Kawan KISS FM.
DPRD Jember mulai mengakselerasi pembahasan enam rancangan peraturan daerah (Raperda) yang diajukan Pemerintah Kabupaten Jember.
Setelah mendengarkan jawaban bupati atas pandangan umum fraksi-fraksi, DPRD resmi membagi tugas pembahasan enam Raperda tersebut kepada Badan Pembentukan Peraturan Daerah (Bapemperda), komisi-komisi, serta Badan Anggaran (Banggar).
Wakil Ketua DPRD Jember, Widarto, Rabu 23 Juni menjelaskan, tiga Raperda ditugaskan kepada Bapemperda.

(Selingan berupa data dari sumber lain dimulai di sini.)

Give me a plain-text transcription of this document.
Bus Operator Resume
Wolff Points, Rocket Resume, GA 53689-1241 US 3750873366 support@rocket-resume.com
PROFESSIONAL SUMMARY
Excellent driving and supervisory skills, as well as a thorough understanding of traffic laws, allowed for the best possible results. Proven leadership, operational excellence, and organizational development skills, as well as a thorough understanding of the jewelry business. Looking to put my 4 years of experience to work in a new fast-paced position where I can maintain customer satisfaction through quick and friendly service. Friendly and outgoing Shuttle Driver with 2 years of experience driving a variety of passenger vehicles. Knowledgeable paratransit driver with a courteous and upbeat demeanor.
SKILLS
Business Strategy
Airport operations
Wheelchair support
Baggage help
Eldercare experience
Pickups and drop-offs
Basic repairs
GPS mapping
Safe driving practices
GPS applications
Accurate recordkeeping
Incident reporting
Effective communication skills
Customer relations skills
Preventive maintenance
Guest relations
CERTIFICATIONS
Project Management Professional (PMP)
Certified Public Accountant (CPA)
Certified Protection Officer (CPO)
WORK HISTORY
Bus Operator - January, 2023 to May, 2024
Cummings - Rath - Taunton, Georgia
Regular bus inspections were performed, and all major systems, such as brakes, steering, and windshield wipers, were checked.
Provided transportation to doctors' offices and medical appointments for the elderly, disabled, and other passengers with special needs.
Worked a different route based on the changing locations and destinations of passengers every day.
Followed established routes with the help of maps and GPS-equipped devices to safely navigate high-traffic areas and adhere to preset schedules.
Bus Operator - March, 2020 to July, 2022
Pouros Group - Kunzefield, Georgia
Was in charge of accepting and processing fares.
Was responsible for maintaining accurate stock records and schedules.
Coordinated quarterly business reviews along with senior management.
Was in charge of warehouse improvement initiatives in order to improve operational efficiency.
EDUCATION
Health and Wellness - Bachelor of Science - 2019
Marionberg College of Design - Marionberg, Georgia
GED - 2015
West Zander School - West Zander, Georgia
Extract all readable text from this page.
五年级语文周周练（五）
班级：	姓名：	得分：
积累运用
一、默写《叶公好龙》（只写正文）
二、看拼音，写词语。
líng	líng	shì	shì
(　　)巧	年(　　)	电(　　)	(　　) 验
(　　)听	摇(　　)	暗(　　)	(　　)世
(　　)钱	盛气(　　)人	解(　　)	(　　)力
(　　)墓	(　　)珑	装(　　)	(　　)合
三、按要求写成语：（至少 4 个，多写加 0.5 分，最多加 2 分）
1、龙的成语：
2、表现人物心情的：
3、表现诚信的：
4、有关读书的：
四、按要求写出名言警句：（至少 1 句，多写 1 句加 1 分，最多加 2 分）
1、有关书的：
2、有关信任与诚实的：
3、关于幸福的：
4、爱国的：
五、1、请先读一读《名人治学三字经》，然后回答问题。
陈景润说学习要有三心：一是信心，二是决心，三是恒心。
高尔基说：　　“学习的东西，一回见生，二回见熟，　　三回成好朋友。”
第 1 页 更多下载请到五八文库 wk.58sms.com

Ketiganya meliputi Raperda tentang perubahan atas Peraturan Daerah Nomor 1 Tahun 2024 tentang Pajak Daerah dan Retribusi Daerah, Raperda tentang Perusahaan Umum Daerah (Perumda) Tirta Pandalungan yang mengatur tata kelola layanan air minum masyarakat, serta Raperda perubahan atas Peraturan Daerah Nomor 2 Tahun 2022 tentang Perumda Perkebunan Kahyangan Jember.
Sementara itu, Raperda tentang Pertanggungjawaban Pelaksanaan APBD Tahun Anggaran 2025 dibahas oleh Badan Anggaran DPRD Jember.
Adapun dua Raperda lainnya dibagi kepada komisi terkait. Raperda tentang Cadangan Pangan Pemerintah Daerah dibahas Komisi B, sedangkan Raperda tentang Jaringan Utilitas Terpadu (JUT) menjadi tanggung jawab Komisi C.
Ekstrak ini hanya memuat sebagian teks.